Rebalance re-distributes data and indexes among available nodes.

Understanding Rebalance

When one or more nodes have been added to or removed from a cluster, rebalance redistributes data and indexes among available nodes. The cluster map is correspondingly updated and distributed to clients. (See Cluster Manager, for information on the cluster map.) The process occurs while the cluster continues to service requests.

Rebalance and Services

Rebalance affects different services differently, as described below.

Data Service

On rebalance, vBuckets are redistributed evenly among currently available Data Service nodes. (Note the special case provided by Swap Rebalance, where the number of nodes coming into the cluster is equal to the number of nodes leaving the cluster, ensuring that data is only moved between these nodes.) If nodes have been removed such that the desired number of replicas can no longer be supported, rebalance provides as many replicas as possible. After rebalance, operations are directed to active vBuckets in their updated locations.

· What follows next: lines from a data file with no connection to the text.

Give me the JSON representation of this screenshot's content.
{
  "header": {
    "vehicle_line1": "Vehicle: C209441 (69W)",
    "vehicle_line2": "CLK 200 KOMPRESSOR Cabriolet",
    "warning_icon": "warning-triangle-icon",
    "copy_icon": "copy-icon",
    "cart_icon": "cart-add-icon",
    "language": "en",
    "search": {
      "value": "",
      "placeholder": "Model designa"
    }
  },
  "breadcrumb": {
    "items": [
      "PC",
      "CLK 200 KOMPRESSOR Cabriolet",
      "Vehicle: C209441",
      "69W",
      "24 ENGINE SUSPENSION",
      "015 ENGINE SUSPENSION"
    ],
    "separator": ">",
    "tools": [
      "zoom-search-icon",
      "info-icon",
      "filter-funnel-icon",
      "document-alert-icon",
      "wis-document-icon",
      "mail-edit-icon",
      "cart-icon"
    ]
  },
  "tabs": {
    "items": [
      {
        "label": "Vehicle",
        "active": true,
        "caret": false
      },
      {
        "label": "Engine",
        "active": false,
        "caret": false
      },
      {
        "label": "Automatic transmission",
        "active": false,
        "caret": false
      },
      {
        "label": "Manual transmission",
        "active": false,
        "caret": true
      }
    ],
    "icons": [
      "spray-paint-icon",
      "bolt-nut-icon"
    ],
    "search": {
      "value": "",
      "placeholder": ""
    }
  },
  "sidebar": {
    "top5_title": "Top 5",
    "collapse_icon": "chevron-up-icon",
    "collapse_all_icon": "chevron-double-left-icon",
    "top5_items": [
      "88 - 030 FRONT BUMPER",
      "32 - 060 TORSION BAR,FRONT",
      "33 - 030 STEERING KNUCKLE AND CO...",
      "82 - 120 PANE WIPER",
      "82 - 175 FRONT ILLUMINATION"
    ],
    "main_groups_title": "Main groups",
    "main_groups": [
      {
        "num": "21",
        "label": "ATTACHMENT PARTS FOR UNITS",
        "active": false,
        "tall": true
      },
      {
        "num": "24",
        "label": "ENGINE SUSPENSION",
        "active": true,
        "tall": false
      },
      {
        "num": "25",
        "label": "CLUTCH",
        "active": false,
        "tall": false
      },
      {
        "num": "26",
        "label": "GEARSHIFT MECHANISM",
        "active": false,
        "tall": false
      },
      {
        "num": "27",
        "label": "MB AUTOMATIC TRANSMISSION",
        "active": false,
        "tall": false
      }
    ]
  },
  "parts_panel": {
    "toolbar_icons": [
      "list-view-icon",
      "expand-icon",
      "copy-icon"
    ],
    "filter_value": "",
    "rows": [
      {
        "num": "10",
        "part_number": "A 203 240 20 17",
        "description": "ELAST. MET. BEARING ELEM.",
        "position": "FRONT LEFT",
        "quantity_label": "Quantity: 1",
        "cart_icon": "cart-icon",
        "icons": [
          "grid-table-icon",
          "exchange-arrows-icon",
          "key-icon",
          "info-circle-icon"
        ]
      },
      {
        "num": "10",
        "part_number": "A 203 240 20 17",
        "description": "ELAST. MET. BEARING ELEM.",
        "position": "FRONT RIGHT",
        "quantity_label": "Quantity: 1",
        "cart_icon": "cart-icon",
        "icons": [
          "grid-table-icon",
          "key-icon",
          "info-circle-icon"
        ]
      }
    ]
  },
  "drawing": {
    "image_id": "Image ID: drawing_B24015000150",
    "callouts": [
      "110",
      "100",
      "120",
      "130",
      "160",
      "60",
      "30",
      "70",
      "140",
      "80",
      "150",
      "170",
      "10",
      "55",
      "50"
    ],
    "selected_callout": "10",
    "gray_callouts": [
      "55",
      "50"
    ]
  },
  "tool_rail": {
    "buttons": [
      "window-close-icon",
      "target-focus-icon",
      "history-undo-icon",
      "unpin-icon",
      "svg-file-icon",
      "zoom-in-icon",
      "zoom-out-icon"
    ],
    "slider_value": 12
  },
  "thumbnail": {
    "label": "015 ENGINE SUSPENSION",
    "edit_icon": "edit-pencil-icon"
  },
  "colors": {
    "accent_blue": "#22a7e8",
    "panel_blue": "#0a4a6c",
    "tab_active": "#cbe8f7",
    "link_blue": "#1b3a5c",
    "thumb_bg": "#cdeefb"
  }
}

Rebalance does not interrupt applications' data-access.

vBucket data-transfer occurs sequentially: therefore, if rebalance stops for any reason, it can be restarted from the point at which it was stopped.

See Clusters and Availability, for information on how data is logically partitioned across Data Service cluster-nodes.

Index Service

The Index Service maintains a cluster-wide set of index definitions and metadata, which allows the redistribution of indexes and index replicas from removed nodes to nodes that continue as part of the cluster. Indexes that reside on non-removed nodes are unaffected by rebalance.

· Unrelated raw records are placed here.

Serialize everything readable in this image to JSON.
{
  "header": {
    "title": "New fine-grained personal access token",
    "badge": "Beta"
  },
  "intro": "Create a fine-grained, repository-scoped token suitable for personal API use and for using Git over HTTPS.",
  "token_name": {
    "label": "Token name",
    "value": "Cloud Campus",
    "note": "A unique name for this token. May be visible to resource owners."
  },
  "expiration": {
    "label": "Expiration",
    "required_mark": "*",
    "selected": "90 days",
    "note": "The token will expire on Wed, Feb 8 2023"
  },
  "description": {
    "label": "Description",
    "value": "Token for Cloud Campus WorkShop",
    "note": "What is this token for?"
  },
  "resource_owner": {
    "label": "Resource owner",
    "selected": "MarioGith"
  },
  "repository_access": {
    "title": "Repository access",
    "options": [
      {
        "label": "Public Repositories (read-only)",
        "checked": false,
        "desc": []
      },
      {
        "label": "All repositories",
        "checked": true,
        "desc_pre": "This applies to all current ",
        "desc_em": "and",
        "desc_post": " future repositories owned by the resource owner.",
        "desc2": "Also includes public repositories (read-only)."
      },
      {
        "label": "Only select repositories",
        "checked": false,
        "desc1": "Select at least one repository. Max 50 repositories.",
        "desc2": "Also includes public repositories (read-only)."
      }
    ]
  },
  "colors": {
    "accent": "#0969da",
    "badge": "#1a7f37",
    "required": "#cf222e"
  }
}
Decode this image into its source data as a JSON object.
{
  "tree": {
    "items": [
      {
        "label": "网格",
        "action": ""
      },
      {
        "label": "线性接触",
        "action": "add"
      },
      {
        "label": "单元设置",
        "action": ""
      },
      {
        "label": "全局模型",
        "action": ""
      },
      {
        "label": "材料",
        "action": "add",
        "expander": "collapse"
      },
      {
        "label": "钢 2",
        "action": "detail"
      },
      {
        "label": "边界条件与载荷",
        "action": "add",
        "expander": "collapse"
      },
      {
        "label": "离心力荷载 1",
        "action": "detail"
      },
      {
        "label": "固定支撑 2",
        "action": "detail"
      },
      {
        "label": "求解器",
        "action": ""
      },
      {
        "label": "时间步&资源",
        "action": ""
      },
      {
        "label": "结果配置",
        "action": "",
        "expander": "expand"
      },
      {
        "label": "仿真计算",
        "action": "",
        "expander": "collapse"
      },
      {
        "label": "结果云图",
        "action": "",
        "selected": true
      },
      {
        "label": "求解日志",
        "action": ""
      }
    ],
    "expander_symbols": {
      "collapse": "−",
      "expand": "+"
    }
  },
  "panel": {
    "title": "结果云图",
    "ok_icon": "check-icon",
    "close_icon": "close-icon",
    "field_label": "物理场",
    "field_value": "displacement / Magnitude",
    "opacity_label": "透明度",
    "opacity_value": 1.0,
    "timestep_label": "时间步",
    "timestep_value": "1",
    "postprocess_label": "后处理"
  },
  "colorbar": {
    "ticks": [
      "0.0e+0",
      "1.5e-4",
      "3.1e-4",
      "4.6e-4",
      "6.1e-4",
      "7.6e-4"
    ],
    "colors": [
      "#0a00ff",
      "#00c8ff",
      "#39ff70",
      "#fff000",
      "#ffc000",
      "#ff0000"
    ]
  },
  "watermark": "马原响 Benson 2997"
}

The rebalance process takes account of nodes' CPU and RAM utilization, and achieves the best resource-balance possible. Note that rebalance does not move indexes or replicas: instead, it rebuilds them in their new locations, using the latest data from the Data Service. If more index replicas exist than can be handled by the number of existing nodes, replicas are dropped: the numbers are automatically made up subsequently, if additional Index Service nodes are added to the cluster.

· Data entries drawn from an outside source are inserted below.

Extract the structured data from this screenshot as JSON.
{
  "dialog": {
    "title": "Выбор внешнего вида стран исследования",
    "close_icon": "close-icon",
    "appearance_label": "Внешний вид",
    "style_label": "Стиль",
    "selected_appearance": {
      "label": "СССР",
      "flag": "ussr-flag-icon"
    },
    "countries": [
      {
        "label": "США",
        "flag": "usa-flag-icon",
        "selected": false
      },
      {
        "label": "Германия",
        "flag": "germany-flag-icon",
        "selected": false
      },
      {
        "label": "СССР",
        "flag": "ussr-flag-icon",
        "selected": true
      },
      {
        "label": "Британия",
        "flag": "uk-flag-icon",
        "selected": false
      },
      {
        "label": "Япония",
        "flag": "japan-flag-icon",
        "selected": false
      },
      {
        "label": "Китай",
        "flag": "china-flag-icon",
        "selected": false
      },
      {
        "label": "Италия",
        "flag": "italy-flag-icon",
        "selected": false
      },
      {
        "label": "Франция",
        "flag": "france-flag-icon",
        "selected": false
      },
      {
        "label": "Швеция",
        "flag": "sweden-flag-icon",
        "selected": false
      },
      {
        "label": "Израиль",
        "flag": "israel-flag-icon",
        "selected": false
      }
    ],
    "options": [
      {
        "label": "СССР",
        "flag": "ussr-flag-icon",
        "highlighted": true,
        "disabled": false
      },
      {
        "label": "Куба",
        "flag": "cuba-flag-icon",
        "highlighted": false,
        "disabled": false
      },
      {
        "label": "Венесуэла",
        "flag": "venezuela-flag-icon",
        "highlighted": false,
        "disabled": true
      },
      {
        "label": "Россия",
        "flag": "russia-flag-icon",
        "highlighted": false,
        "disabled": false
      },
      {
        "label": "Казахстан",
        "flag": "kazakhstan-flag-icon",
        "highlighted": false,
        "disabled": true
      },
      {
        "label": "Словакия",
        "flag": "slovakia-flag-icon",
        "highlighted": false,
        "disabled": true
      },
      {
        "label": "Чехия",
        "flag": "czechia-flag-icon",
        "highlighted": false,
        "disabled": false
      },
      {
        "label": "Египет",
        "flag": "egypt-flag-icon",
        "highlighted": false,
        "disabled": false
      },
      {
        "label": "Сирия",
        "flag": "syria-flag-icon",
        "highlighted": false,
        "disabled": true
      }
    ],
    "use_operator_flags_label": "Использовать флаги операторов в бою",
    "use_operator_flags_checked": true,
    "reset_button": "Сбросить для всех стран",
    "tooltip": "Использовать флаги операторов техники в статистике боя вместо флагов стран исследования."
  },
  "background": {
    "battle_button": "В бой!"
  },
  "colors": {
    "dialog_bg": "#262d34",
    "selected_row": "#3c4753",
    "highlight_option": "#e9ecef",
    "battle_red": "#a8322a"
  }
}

During rebalance, no index node is removed until index-building has completed on alternative nodes. This ensures uninterrupted access to indexes.

Search Service

The Search Service automatically partitions its indexes across all Search nodes in the cluster, ensuring that during rebalance, the distribution across all nodes is balanced.

Query Service

The addition or removal of Query Service nodes during rebalance is immediately effective: an added node is immediately available to serve queries; while a removed node is immediately unavailable, such that ongoing queries are interrupted, requiring the handling of errors or timeouts at application-level.

Eventing Service

When an Eventing Service node has been added or removed, rebalance causes vBucket processing ownership to be redistributed among available Eventing Service nodes. After rebalance, the service continues to process mutations: checkpoint information ensures that no mutations are lost.

Analytics Service

The Analytics Service uses shadow data, which is a single copy of a subset of the data maintained by the Data Service. The shadow data is not replicated; however, its single copy is partitioned across all cluster nodes that run the Analytics Service. If an Analytics node is permanently removed or replaced, all shadow data must be rebuilt, if and when the Analytics Service is restarted.

If no Analytics Service node has been removed or replaced, shadow data is not affected by rebalance. In consequence of rebalance, the Analytics Service receives an updated cluster map, and continues to work with the modified vBucket-topology.